Wikipedia currently has over 1000 portals, which are introductory pages for broad topics that give you a basic introduction and link you to further articles and information.  Portals not only give you an overview, but can help you narrow down a research topic. 

Articles with Oversight

WikiProjects are groups of editors who work together to improve Wikipedia.  Frequently, they elect to keep track of articles within a particular portal.  Volunteer editors work as a fact-checking crew; they sign up to monitor certain articles and receive an e-mail notification if any changes are made.  If an article is part of a portal or WikiProject, the talk page will include that information.

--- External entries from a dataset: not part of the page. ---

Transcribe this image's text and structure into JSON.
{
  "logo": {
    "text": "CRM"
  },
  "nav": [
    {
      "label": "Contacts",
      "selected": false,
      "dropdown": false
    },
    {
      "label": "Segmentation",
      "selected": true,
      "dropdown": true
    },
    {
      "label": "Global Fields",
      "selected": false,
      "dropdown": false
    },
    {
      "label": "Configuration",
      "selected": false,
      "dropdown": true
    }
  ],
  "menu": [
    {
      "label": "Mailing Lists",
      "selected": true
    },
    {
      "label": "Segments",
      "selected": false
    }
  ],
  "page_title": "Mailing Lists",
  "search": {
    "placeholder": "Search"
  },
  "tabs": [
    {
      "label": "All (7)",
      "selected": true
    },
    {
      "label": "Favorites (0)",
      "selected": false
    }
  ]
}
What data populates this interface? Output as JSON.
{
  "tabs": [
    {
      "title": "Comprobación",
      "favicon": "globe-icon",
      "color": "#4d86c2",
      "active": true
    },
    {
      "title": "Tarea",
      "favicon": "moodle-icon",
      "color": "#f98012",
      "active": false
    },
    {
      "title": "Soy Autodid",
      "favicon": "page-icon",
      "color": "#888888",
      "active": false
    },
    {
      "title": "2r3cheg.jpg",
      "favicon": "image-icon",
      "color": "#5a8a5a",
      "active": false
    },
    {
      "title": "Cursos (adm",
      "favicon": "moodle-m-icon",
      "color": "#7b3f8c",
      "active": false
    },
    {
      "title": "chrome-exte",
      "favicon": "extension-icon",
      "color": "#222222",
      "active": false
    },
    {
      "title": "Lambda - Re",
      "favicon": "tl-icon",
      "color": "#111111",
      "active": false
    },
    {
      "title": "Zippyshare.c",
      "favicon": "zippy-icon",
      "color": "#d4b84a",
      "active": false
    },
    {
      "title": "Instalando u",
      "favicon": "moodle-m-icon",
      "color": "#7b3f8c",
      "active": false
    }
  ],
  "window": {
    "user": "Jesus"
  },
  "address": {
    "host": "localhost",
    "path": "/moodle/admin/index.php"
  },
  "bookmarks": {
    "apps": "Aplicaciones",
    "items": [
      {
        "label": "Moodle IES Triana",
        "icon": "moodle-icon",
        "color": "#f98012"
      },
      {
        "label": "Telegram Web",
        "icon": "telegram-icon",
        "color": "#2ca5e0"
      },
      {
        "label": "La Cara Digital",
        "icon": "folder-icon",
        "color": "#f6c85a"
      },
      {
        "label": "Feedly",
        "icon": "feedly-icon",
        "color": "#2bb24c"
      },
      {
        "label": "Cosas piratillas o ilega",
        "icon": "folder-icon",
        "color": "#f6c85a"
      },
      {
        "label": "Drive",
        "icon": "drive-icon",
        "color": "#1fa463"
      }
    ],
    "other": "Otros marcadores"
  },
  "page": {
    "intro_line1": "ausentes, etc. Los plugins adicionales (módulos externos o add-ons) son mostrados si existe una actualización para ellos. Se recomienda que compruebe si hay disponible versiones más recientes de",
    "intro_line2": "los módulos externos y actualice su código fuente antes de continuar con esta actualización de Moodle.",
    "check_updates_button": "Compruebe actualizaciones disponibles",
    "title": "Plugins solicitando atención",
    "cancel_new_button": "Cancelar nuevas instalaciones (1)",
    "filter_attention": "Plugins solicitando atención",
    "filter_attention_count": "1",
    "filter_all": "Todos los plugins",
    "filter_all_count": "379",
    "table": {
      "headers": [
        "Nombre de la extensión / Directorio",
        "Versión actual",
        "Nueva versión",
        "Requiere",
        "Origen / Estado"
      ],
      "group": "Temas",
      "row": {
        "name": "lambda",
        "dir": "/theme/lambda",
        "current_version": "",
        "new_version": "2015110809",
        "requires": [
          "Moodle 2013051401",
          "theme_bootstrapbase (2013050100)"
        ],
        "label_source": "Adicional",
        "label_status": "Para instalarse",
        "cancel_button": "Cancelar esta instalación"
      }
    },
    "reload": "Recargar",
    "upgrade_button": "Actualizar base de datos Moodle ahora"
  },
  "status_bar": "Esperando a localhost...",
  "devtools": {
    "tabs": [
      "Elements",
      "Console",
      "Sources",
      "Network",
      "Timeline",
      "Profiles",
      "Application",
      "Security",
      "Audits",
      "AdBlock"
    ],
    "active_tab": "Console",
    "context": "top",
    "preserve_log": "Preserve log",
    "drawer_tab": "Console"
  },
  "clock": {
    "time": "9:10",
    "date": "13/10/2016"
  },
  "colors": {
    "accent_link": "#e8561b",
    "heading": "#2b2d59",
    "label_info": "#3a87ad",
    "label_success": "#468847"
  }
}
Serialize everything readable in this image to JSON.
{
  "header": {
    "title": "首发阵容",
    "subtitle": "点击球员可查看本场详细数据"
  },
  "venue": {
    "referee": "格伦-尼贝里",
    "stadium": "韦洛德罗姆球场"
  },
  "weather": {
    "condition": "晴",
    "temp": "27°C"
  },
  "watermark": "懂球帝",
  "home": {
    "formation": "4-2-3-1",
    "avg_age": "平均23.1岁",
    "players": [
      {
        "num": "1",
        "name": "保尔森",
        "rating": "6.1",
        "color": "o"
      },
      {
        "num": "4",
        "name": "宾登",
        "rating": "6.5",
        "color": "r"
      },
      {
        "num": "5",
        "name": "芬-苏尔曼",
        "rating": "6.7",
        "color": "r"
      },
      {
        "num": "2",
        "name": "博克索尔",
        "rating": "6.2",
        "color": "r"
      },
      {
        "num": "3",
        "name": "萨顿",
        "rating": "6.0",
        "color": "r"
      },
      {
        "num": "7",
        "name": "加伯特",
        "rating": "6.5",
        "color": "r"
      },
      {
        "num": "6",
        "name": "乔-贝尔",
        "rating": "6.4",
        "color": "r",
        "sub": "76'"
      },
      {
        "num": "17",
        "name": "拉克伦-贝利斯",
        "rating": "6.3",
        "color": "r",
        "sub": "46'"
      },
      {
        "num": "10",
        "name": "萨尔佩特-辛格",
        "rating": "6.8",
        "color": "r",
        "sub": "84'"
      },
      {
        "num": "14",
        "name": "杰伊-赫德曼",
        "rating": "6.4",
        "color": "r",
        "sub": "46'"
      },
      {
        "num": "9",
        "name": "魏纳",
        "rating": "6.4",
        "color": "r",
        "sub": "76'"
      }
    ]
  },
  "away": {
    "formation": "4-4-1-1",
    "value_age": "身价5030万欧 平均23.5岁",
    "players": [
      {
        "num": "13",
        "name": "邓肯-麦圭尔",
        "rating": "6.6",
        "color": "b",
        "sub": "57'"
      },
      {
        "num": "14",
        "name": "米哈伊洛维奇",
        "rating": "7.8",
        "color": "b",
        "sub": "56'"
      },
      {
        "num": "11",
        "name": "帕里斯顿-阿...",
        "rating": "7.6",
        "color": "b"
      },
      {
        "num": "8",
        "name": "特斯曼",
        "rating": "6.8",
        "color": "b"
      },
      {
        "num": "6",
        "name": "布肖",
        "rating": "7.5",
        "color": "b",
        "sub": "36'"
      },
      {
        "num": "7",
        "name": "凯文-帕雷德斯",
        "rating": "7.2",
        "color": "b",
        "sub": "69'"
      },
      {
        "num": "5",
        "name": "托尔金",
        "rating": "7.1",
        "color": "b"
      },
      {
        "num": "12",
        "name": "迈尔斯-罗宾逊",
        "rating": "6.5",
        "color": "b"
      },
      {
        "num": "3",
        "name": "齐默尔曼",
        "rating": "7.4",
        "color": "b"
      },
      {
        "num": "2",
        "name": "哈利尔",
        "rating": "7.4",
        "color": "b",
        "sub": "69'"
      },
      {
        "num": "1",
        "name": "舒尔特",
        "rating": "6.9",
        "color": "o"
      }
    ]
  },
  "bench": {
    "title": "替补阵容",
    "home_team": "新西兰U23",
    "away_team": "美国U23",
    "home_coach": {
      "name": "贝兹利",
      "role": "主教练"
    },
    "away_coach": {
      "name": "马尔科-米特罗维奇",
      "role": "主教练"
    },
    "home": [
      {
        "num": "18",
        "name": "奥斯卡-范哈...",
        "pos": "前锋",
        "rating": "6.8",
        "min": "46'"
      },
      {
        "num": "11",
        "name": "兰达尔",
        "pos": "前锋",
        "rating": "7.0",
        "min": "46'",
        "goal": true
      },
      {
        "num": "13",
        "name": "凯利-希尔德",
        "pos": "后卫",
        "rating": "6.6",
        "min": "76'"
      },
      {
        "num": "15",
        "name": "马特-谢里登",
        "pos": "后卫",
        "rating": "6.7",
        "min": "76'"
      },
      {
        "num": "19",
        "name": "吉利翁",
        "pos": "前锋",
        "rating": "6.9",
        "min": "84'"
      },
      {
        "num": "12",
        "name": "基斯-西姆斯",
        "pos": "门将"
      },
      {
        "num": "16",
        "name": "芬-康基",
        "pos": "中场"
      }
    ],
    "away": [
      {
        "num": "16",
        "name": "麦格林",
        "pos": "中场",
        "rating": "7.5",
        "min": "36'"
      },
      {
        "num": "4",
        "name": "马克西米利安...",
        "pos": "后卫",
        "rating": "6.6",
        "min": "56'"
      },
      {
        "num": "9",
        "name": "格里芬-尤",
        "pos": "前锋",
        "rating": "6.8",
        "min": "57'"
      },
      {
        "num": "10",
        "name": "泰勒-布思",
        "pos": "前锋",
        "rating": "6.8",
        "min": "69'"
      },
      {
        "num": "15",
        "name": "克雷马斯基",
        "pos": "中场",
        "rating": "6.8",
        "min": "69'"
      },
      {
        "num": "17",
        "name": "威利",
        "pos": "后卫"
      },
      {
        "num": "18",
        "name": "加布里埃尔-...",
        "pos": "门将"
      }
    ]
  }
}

Why does this matter?  Because some portals are so thoroughly edited that faculty will accept those Wikipedia articles  as low-level academic resources (similar to print encyclopedias). It never hurts to ask your instructor if it's OK to use (meaning cite as a credible reference) a particular Wikipedia article or if they'll accept articles from a particular portal or project.

Current Events

With the exception of news media, traditional publishing takes time.  If you're working on a very recent topic, you may request permission from your faculty to use non-traditional resources, including Wikipedia.  If you do so, remember that the entry is LIKELY to change and so the history and talk tabs become more important should you need to go back and review some aspect of the article.